Interim orders sought

  1. AGL sought an interim order under section 657E that Alinta be restrained from dispatching its Replacement Bidder's Statement to AGL shareholders pursuant to section633(1) item6 until the information deficiencies set out in the Application were determined.

Declaration sought

  1. AGL sought a declaration of unacceptable circumstances under section 657A in relation to the affairs of AGL, on the basis of the information deficiencies referred to in the Application.

Final orders sought

  1. AGL sought final orders under section 657D(2) to remedy the alleged information deficiencies referred to in the Application.

Application summary

  1. In summary, AGL submitted that the Replacement Bidder's Statement was inadequate in various ways because it contained certain misleading statements and was misleading by omission in certain respects.
Question of Law
  1. In its Application, AGL sought that the Panel refer to the Court the following questions of law (Questions of Law), pursuant to section 659A:

"Would AGL (in the case of the AGL Only Demerger) and Alinta (in the case of the Full Demerger) be lawfully entitled to use the procedure in Section256B of the Corporations Act to implement the Alinta Demergers in the manner set out in the Bidder's Statement?"
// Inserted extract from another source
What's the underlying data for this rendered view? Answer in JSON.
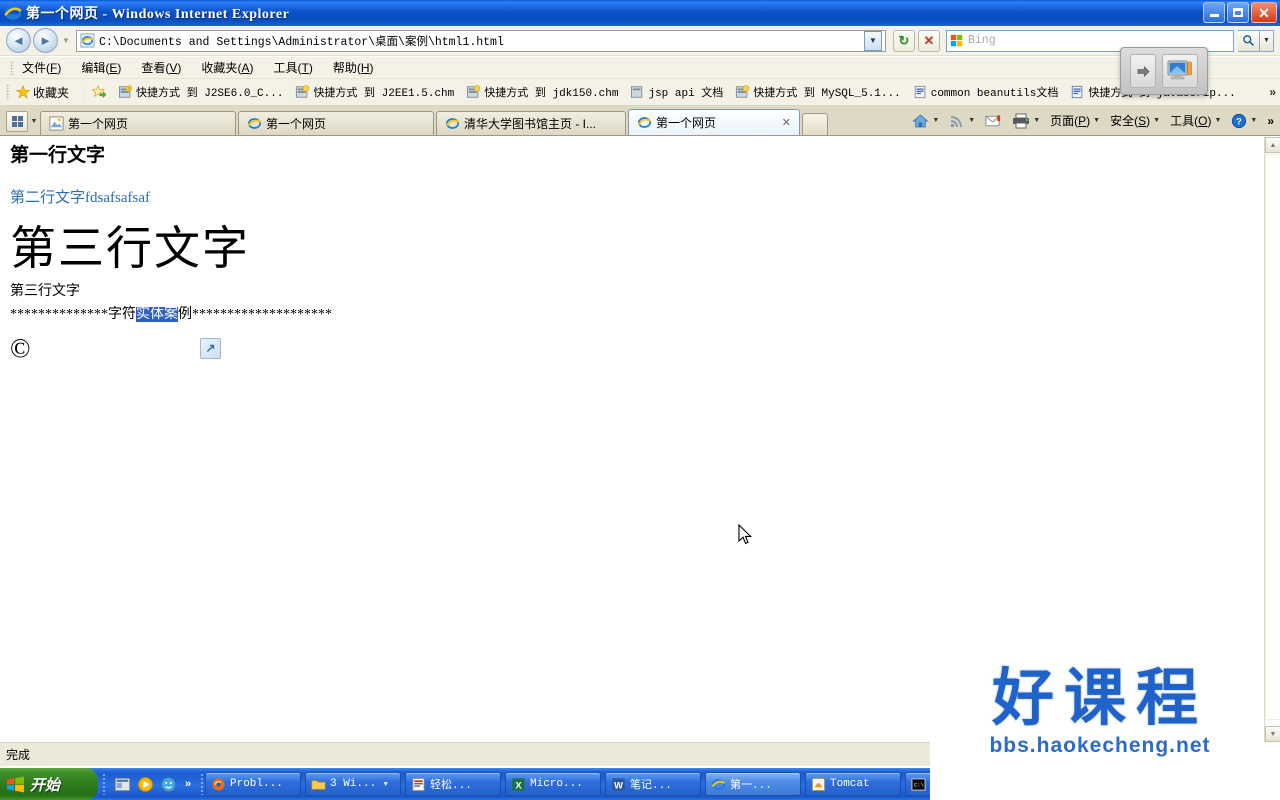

"Would AGL (in the case of the AGL Only Demerger) and Alinta (in the case of the Full Demerger) be prevented by Section231 of the Corporations Act from lawfully implementing the Alinta Demergers by way of, inter alia, an in specie distribution of shares in satisfaction of an equal reduction of capital under Section256B of the Corporations Act and dividend in the manner set out in the Bidder's Statement?"

Disclosure
  1. Following negotiations between the parties and the Panel, the Application was narrowed so that the only remaining disclosure issues in the Proceedings were, broadly speaking, in relation to:
    1. Alinta's intentions and the mechanics regarding the implementation of the Full Demerger and the AGL Only Demerger;
    2. Alinta's management team's qualifications and experience;
    3. the risk that the Australian Competition and Consumer Commission (ACCC) may require amendments to those undertakings given by Alinta to the ACCC or further undertakings which could include divestment obligations; and
    4. various issues in relation to the "selling section" of the Replacement Bidder's Statement.

Discussion

Questions of law

  1. AGL submitted that the Questions of Law should be referred to the Court on the basis that Alinta's proposal to implement the demergers4 by way of equal reductions of capital under section 256C, relied on an unlawful mechanism.
  2. AGL submitted that:
    1. section231 requires a person to consent to becoming a member of a company, and the reduction of capital process was not a process by which such consent can be evidenced;
    2. a scheme of arrangement is needed whenever a reduction of capital involves a member of the company whose capital is being reduced being compelled to acquire shares in another company;
    3. neither the AGL Constitution nor the Alinta Constitution permitted the in specie distribution of shares under the demergers in the manner contemplated in the Replacement Bidder's Statement; and
    4. the legality and implementation of the Alinta Demergers was fundamental to:
      1. Alinta's intentions disclosed in the Initial Bidder's Statement; and
      2. the structure of, and content of disclosures in, the Replacement Bidder's Statement.
  3. The Panel considered that it might be obliged to refer the Questions of Law to the Court if:
    1. there was some real (not immaterial) doubt as to the legality of the demerger methods; and
    2. the demerger methods proposed by Alinta were the only way that the demergers could proceed and the demergers were essential for the Alinta Offer to proceed.5
  4. The Panel considered that because:
    1. it had not been persuaded that the proposed demerger methods were unlawful; and
    2. there were other ways of implementing a demerger (for example, by way of a scheme of arrangement) which both parties agreed would be legal; and
    3. the demergers were not essential to the Alinta Offer (i.e. if they could not be implemented the takeover could still proceed),
    the issues concerning the demergers could be adequately addressed by disclosure rather than referring the Questions of Law to the Court.
  5. The Panel found that if the issues were adequately explained by Alinta to the AGL shareholders they would not be misled into to believing that Alinta was representing that it could implement the demergers by the methods proposed free of any execution risk, and would be able to make their decisions on the Alinta Offer in knowledge of the risks and alternative outcomes.

Demerger Intentions

  1. AGL submitted that throughout the Replacement Bidder's Statement Alinta represented, either expressly, or indirectly because of the approach it took to a number of disclosure issues, that the AGL Only Demerger, or the Full Demerger, would be implemented, and would be implemented by the equal capital reduction mechanism described in the Replacement Bidder's Statement. For example in section 5.5(i) of the Replacement Bidder's Statement Alinta stated:

"In the event that Alinta acquires 50.1% of the AGL shares, AGL will be split into two new entities: AGL Energy and AGL Infrastructure. AGL Infrastructure represents the existing operations of AGL after the demerger of the energy assets as a new reporting entity, AGL Energy. The remaining AGL operations represent the infrastructure assets and will continue to be listed on the ASX, trading as AGL Infrastructure."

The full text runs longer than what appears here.